Written by Jacqueline Gordon on . Posted in Community news, In memoriam

Iain Fraser in his last visit to the Fiasco Social Club

Generations of researchers, faculty, fellows and staff mourn the passing of Iain Fraser. Iain, erudite translator and scholar, joined the EUI in late 1976 as one of its official translators. He was beloved by many, and will be fondly remembered for his wit and readiness to converse–often over a drink in Bar Fiasco–on everything from poetry to politics. Iain was also responsible for the Institute’s original emblem, a shield including the emblem of the European Union, a book, the tower and cloister of the Badia Fiesolana, and the European motto Unitas in diversitate written below.

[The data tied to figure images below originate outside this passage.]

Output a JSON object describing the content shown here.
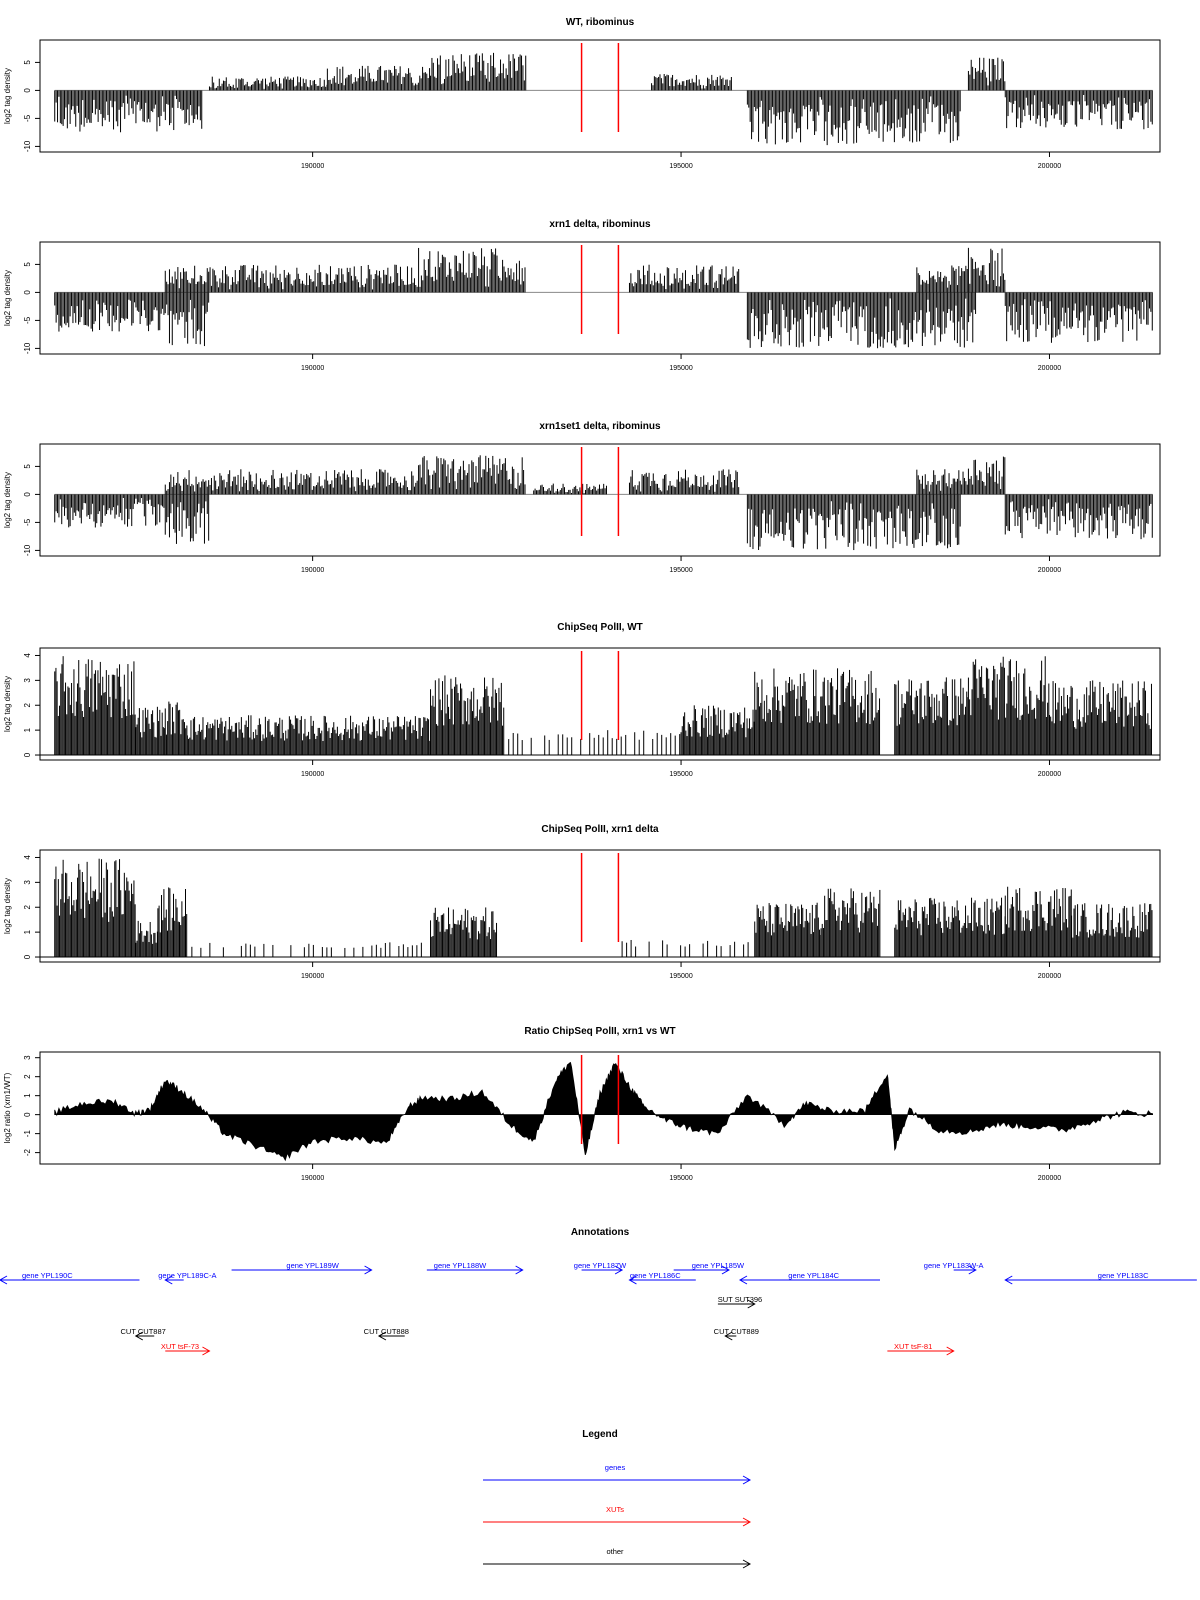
{
  "chart_data": [
    {
      "type": "bar",
      "title": "WT, ribominus",
      "xlabel": "",
      "ylabel": "log2 tag density",
      "xlim": [
        186300,
        201500
      ],
      "ylim": [
        -11,
        9
      ],
      "ytick_labels": [
        "-10",
        "-5",
        "0",
        "5"
      ],
      "x_tick_labels": [
        "190000",
        "195000",
        "200000"
      ],
      "grid": false,
      "marker_x": [
        193650,
        194150
      ],
      "marker_color": "#ff0000",
      "bar_color": "#000000",
      "mode": "tags",
      "segments": [
        {
          "x": [
            186500,
            188500
          ],
          "sign": -1,
          "max": 7.5
        },
        {
          "x": [
            188600,
            190200
          ],
          "sign": 1,
          "max": 2.5
        },
        {
          "x": [
            190200,
            191600
          ],
          "sign": 1,
          "max": 4.5
        },
        {
          "x": [
            191600,
            192900
          ],
          "sign": 1,
          "max": 6.8
        },
        {
          "x": [
            194600,
            195700
          ],
          "sign": 1,
          "max": 3.0
        },
        {
          "x": [
            195900,
            198800
          ],
          "sign": -1,
          "max": 9.8
        },
        {
          "x": [
            198900,
            199400
          ],
          "sign": 1,
          "max": 6.0
        },
        {
          "x": [
            199400,
            201400
          ],
          "sign": -1,
          "max": 7.0
        }
      ]
    },
    {
      "type": "bar",
      "title": "xrn1 delta, ribominus",
      "xlabel": "",
      "ylabel": "log2 tag density",
      "xlim": [
        186300,
        201500
      ],
      "ylim": [
        -11,
        9
      ],
      "ytick_labels": [
        "-10",
        "-5",
        "0",
        "5"
      ],
      "x_tick_labels": [
        "190000",
        "195000",
        "200000"
      ],
      "grid": false,
      "marker_x": [
        193650,
        194150
      ],
      "marker_color": "#ff0000",
      "bar_color": "#000000",
      "mode": "tags",
      "segments": [
        {
          "x": [
            186500,
            188000
          ],
          "sign": -1,
          "max": 7.0
        },
        {
          "x": [
            188000,
            188600
          ],
          "sign": -1,
          "max": 10.0
        },
        {
          "x": [
            188000,
            191400
          ],
          "sign": 1,
          "max": 5.0
        },
        {
          "x": [
            191400,
            192900
          ],
          "sign": 1,
          "max": 8.0
        },
        {
          "x": [
            194300,
            195800
          ],
          "sign": 1,
          "max": 5.0
        },
        {
          "x": [
            195900,
            199000
          ],
          "sign": -1,
          "max": 10.0
        },
        {
          "x": [
            198200,
            198900
          ],
          "sign": 1,
          "max": 5.0
        },
        {
          "x": [
            198900,
            199400
          ],
          "sign": 1,
          "max": 8.0
        },
        {
          "x": [
            199400,
            201400
          ],
          "sign": -1,
          "max": 9.0
        }
      ]
    },
    {
      "type": "bar",
      "title": "xrn1set1 delta, ribominus",
      "xlabel": "",
      "ylabel": "log2 tag density",
      "xlim": [
        186300,
        201500
      ],
      "ylim": [
        -11,
        9
      ],
      "ytick_labels": [
        "-10",
        "-5",
        "0",
        "5"
      ],
      "x_tick_labels": [
        "190000",
        "195000",
        "200000"
      ],
      "grid": false,
      "marker_x": [
        193650,
        194150
      ],
      "marker_color": "#ff0000",
      "bar_color": "#000000",
      "mode": "tags",
      "segments": [
        {
          "x": [
            186500,
            188000
          ],
          "sign": -1,
          "max": 6.0
        },
        {
          "x": [
            188000,
            188600
          ],
          "sign": -1,
          "max": 9.0
        },
        {
          "x": [
            188000,
            191400
          ],
          "sign": 1,
          "max": 4.5
        },
        {
          "x": [
            191400,
            192900
          ],
          "sign": 1,
          "max": 7.0
        },
        {
          "x": [
            193000,
            194000
          ],
          "sign": 1,
          "max": 2.0
        },
        {
          "x": [
            194300,
            195800
          ],
          "sign": 1,
          "max": 4.5
        },
        {
          "x": [
            195900,
            198800
          ],
          "sign": -1,
          "max": 10.0
        },
        {
          "x": [
            198200,
            198900
          ],
          "sign": 1,
          "max": 4.5
        },
        {
          "x": [
            198900,
            199400
          ],
          "sign": 1,
          "max": 7.0
        },
        {
          "x": [
            199400,
            201400
          ],
          "sign": -1,
          "max": 8.0
        }
      ]
    },
    {
      "type": "bar",
      "title": "ChipSeq PolII, WT",
      "xlabel": "",
      "ylabel": "log2 tag density",
      "xlim": [
        186300,
        201500
      ],
      "ylim": [
        -0.2,
        4.3
      ],
      "ytick_labels": [
        "0",
        "1",
        "2",
        "3",
        "4"
      ],
      "x_tick_labels": [
        "190000",
        "195000",
        "200000"
      ],
      "grid": false,
      "marker_x": [
        193650,
        194150
      ],
      "marker_color": "#ff0000",
      "bar_color": "#000000",
      "mode": "chip",
      "segments": [
        {
          "x": [
            186500,
            187600
          ],
          "max": 4.0
        },
        {
          "x": [
            187600,
            188000
          ],
          "max": 2.0
        },
        {
          "x": [
            188000,
            188300
          ],
          "max": 2.2
        },
        {
          "x": [
            188300,
            191600
          ],
          "max": 1.6
        },
        {
          "x": [
            191600,
            192600
          ],
          "max": 3.2
        },
        {
          "x": [
            192600,
            195000
          ],
          "max": 1.0
        },
        {
          "x": [
            195000,
            196000
          ],
          "max": 2.0
        },
        {
          "x": [
            196000,
            197700
          ],
          "max": 3.5
        },
        {
          "x": [
            197900,
            198900
          ],
          "max": 3.2
        },
        {
          "x": [
            198900,
            200000
          ],
          "max": 4.0
        },
        {
          "x": [
            200000,
            201400
          ],
          "max": 3.0
        }
      ]
    },
    {
      "type": "bar",
      "title": "ChipSeq PolII, xrn1 delta",
      "xlabel": "",
      "ylabel": "log2 tag density",
      "xlim": [
        186300,
        201500
      ],
      "ylim": [
        -0.2,
        4.3
      ],
      "ytick_labels": [
        "0",
        "1",
        "2",
        "3",
        "4"
      ],
      "x_tick_labels": [
        "190000",
        "195000",
        "200000"
      ],
      "grid": false,
      "marker_x": [
        193650,
        194150
      ],
      "marker_color": "#ff0000",
      "bar_color": "#000000",
      "mode": "chip",
      "segments": [
        {
          "x": [
            186500,
            187600
          ],
          "max": 4.0
        },
        {
          "x": [
            187600,
            187900
          ],
          "max": 1.5
        },
        {
          "x": [
            187900,
            188300
          ],
          "max": 2.8
        },
        {
          "x": [
            188300,
            191600
          ],
          "max": 0.6
        },
        {
          "x": [
            191600,
            192500
          ],
          "max": 2.0
        },
        {
          "x": [
            194200,
            196000
          ],
          "max": 0.7
        },
        {
          "x": [
            196000,
            196900
          ],
          "max": 2.2
        },
        {
          "x": [
            196900,
            197700
          ],
          "max": 2.8
        },
        {
          "x": [
            197900,
            199400
          ],
          "max": 2.4
        },
        {
          "x": [
            199400,
            200300
          ],
          "max": 2.9
        },
        {
          "x": [
            200300,
            201400
          ],
          "max": 2.2
        }
      ]
    },
    {
      "type": "area",
      "title": "Ratio ChipSeq PolII, xrn1 vs WT",
      "xlabel": "",
      "ylabel": "log2 ratio (xrn1/WT)",
      "xlim": [
        186300,
        201500
      ],
      "ylim": [
        -2.6,
        3.3
      ],
      "ytick_labels": [
        "-2",
        "-1",
        "0",
        "1",
        "2",
        "3"
      ],
      "x_tick_labels": [
        "190000",
        "195000",
        "200000"
      ],
      "grid": false,
      "marker_x": [
        193650,
        194150
      ],
      "marker_color": "#ff0000",
      "bar_color": "#000000",
      "mode": "ratio",
      "x": [
        186500,
        186900,
        187300,
        187600,
        187800,
        188000,
        188200,
        188500,
        188800,
        189200,
        189600,
        190000,
        190500,
        191000,
        191300,
        191500,
        191900,
        192300,
        192700,
        193000,
        193300,
        193500,
        193700,
        193900,
        194100,
        194300,
        194500,
        194800,
        195100,
        195500,
        195900,
        196400,
        196700,
        197000,
        197500,
        197800,
        197900,
        198100,
        198500,
        198900,
        199300,
        199700,
        200200,
        200600,
        201000,
        201400
      ],
      "y": [
        0.1,
        0.6,
        0.7,
        0.05,
        0.3,
        1.8,
        1.3,
        0.3,
        -1.0,
        -1.6,
        -2.3,
        -1.4,
        -1.2,
        -1.5,
        0.4,
        0.9,
        0.8,
        1.2,
        -0.6,
        -1.4,
        1.8,
        2.8,
        -2.1,
        1.1,
        2.7,
        1.5,
        0.4,
        -0.3,
        -0.7,
        -1.0,
        1.0,
        -0.5,
        0.6,
        0.2,
        0.2,
        2.2,
        -1.8,
        0.3,
        -0.8,
        -0.9,
        -0.5,
        -0.6,
        -0.8,
        -0.3,
        0.1,
        0.05
      ]
    }
  ],
  "annotations": {
    "title": "Annotations",
    "xlim": [
      186300,
      201500
    ],
    "tracks": [
      {
        "label": "gene YPL190C",
        "color": "#0000ff",
        "x": [
          185700,
          187650
        ],
        "dir": "left",
        "row": 0,
        "label_x": 186400
      },
      {
        "label": "gene YPL189C-A",
        "color": "#0000ff",
        "x": [
          188000,
          188250
        ],
        "dir": "left",
        "row": 0,
        "label_x": 188300
      },
      {
        "label": "gene YPL189W",
        "color": "#0000ff",
        "x": [
          188900,
          190800
        ],
        "dir": "right",
        "row": -1,
        "label_x": 190000
      },
      {
        "label": "gene YPL188W",
        "color": "#0000ff",
        "x": [
          191550,
          192850
        ],
        "dir": "right",
        "row": -1,
        "label_x": 192000
      },
      {
        "label": "gene YPL187W",
        "color": "#0000ff",
        "x": [
          193650,
          194200
        ],
        "dir": "right",
        "row": -1,
        "label_x": 193900
      },
      {
        "label": "gene YPL186C",
        "color": "#0000ff",
        "x": [
          194300,
          195200
        ],
        "dir": "left",
        "row": 0,
        "label_x": 194650
      },
      {
        "label": "gene YPL185W",
        "color": "#0000ff",
        "x": [
          194900,
          195650
        ],
        "dir": "right",
        "row": -1,
        "label_x": 195500
      },
      {
        "label": "gene YPL184C",
        "color": "#0000ff",
        "x": [
          195800,
          197700
        ],
        "dir": "left",
        "row": 0,
        "label_x": 196800
      },
      {
        "label": "gene YPL183W-A",
        "color": "#0000ff",
        "x": [
          198700,
          199000
        ],
        "dir": "right",
        "row": -1,
        "label_x": 198700
      },
      {
        "label": "gene YPL183C",
        "color": "#0000ff",
        "x": [
          199400,
          202000
        ],
        "dir": "left",
        "row": 0,
        "label_x": 201000
      },
      {
        "label": "SUT SUT396",
        "color": "#000000",
        "x": [
          195500,
          196000
        ],
        "dir": "right",
        "row": 2,
        "label_x": 195800
      },
      {
        "label": "CUT CUT887",
        "color": "#000000",
        "x": [
          187600,
          187850
        ],
        "dir": "left",
        "row": 4,
        "label_x": 187700
      },
      {
        "label": "CUT CUT888",
        "color": "#000000",
        "x": [
          190900,
          191250
        ],
        "dir": "left",
        "row": 4,
        "label_x": 191000
      },
      {
        "label": "CUT CUT889",
        "color": "#000000",
        "x": [
          195600,
          195750
        ],
        "dir": "left",
        "row": 4,
        "label_x": 195750
      },
      {
        "label": "XUT tsF-73",
        "color": "#ff0000",
        "x": [
          188000,
          188600
        ],
        "dir": "right",
        "row": 5,
        "label_x": 188200
      },
      {
        "label": "XUT tsF-81",
        "color": "#ff0000",
        "x": [
          197800,
          198700
        ],
        "dir": "right",
        "row": 5,
        "label_x": 198150
      }
    ]
  },
  "legend": {
    "title": "Legend",
    "items": [
      {
        "label": "genes",
        "color": "#0000ff"
      },
      {
        "label": "XUTs",
        "color": "#ff0000"
      },
      {
        "label": "other",
        "color": "#000000"
      }
    ]
  }
}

Library information specialist Peter Kennealy remembers his long-time friend and colleague, writing that:

Iain Fraser was probably best known at the Institute as the man who spoke seventeen languages. ‘It’s not so hard after the first seven’, was one of his throwaway lines. Fittingly he was the EUI’s principal translator but in a way that went beyond the obvious meaning of those words. In the 1980s, Florence was a somewhat closed and provincial place, charming but not exactly welcoming and the EUI was rather cut off from Florence. Iain transcended these divides and shared his vast international experience with young researchers for whom Florence might have been their first time living abroad, trying to manage everyday life in a new language. He was extraordinarily well-travelled and well-read (always in the original language, of course) with an enormous gusto for life. Nothing human was alien to him. Last year in the Library he was looking for an historical dictionary of the Maltese language as he didn’t find our standard four-volume English-Maltese one sufficient for his purposes.

It is not known what language the angels speak amongst themselves but it is certain that Iain has already mastered its grammar and vocabulary and is forcefully putting the case for Scottish independence in some celestial Bar Fiasco. As we say in Irish (which Iain also spoke and rather better than I)  Ní bheidh a leithéid ann arís – his like will not be seen again.

The Institute extends its sincere condolences to Iain’s wife Monika, and their children Antonia, Angus, Lily and Alexander.